The appropriate specimen type for the molecular diagnosis of M. pneumoniae pneumonia remains controversial. M. pneumoniae was more abundant in sputum than in upper respiratory tract samples in clinical specimens. In the study evaluating specimen types for simultaneous detection of M. pneumoniae, C. pneumoniae, and L. pneumophila using multiplex PCR, the detection rate of M. pneumoniae from sputum samples was higher than those from nasopharyngeal swabs (9.2% vs. 3.7%) [9]. However, since only adult community-acquired pneumonia patients were included in that study, the difference in sensitivity between upper and lower respiratory tract specimens may be more pronounced than in the studies that included patients with both upper and lower respiratory tract infections of M. pneumoniae. Sasaki et al. [12] reported that positive PCR result for M. pneumoniae did not significantly differ between throat and nasopharyngeal specimens, but it correlated with the disease severity. Nasopharyngeal swab and sputum were considered as the preferred specimen types for younger children and adults, respectively.

The positive rate of M. pneumoniae varies depending on study period, age group, detection method, and specimen type. M. pneumoniae is endemic in the larger communities worldwide, but epidemics, lasting several months to years, periodically occur every 3 to 7 yr. Jung et al. [13] reported that the positive rate of M. pneumoniae in adult patients with pneumonia between October 2008 and April 2009 was 2.0% (2/100). Hong et al. [14] reported that the positive rate of M. pneumoniae in pediatric patients who were diagnosed as having lower respiratory tract infections from August 2010 to December 2011 was 7.2%. In this study, the overall positive rate for M. pneumoniae was 8.7%, with the positive rate in a primary care hospital higher than that of a tertiary care hospital (12.1% vs. 2.8%). This result suggests that delaying specimen collection after the symptoms onset is the major factor determining positive rate of M. pneumoniae.

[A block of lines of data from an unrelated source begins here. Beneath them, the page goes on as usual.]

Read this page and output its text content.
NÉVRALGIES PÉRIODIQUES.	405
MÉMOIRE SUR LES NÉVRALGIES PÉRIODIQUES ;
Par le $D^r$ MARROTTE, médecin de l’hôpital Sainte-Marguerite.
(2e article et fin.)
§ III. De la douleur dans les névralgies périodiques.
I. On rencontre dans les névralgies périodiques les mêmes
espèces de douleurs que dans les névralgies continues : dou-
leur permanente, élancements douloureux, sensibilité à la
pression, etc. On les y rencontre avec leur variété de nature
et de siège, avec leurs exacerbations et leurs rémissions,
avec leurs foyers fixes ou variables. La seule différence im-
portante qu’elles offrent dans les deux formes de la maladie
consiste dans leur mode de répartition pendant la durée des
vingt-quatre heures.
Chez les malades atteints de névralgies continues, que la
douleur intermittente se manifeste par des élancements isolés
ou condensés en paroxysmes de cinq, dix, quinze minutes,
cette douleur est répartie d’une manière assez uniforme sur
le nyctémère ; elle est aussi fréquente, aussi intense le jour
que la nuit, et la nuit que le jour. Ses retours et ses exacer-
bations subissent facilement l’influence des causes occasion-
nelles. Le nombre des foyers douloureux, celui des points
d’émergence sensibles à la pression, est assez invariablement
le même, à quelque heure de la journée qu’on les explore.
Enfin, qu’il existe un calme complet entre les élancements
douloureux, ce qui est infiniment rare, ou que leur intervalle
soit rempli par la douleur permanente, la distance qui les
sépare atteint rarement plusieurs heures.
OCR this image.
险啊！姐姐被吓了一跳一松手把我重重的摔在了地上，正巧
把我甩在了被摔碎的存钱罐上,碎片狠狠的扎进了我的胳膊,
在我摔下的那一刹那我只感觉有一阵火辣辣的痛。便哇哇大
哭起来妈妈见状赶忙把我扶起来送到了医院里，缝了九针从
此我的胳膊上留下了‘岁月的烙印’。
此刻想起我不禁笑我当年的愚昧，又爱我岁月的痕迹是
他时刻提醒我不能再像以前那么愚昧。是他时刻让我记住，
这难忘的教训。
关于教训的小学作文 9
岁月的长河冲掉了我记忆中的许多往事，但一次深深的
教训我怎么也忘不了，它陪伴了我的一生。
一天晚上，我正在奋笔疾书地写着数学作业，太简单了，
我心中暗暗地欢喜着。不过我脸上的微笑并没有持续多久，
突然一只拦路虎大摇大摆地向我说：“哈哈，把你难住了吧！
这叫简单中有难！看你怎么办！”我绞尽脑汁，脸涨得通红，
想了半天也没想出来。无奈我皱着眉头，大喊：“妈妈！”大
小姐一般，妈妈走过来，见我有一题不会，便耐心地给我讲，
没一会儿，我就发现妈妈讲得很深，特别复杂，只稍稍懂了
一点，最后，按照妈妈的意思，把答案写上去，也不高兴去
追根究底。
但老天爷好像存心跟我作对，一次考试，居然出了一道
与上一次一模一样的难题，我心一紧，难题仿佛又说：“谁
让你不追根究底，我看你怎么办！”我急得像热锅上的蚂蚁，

The prevalence of macrolide-resistant M. pneumoniae (MRMP) has been reported to be relatively low in the United States and Europe: 0.9-2.9% in Denmark, 3% in Germany, 10% in France, 26% in Italy, and 32% in Israel [3]. Like neighboring Korea, China is now showing high MRMP prevalence, accounting for over 80% of M. pneumoniae in children and adults [7, 15]. In Japan, the prevalence of MRMP in children has increased rapidly from 5.0% in 2003 to 39% in 2008 and to 87.1% in 2011 [3]. MRMP has also been isolated from young adult patients with community-acquired pneumonia [16]. In Korea, on the basis of the study performed using 62 frozen-stocked nasopharyngeal aspirates specimens between 2000 and 2003 [17], 17 had M144V mutations in the ribosomal protein L4 and 1 specimen had an A2064G mutation in the V domain of the 23S rRNA gene of M. pneumoniae. In contrast, Yoo et al. [6] reported that the frequency of the A2063G mutation in the 23S rRNA gene of M. pneumoniae in 2011 was significantly higher in children than in adults (61.3% vs. 13.3%) and that there were no other known mutations such as A2063C, A2064G, or A2067G. In our study performed in 2010, the prevalence of MRMP was 17.6%. The prevention of more extensive outbreaks of MRMP infection requires more rapid diagnosis, because MRMP infection is significantly related to school age and patients with MRMP infections show a long duration of fever and require a long duration of antibiotic treatment [6].

Acknowledgements

We would like to thank Bioneer (Daejeon, Korea) for providing us with M. pneumoniae DNA extraction kits and AccuPower MP real-time PCR kit for this study.

Footnotes

No potential conflicts of interest relevant to this article were reported.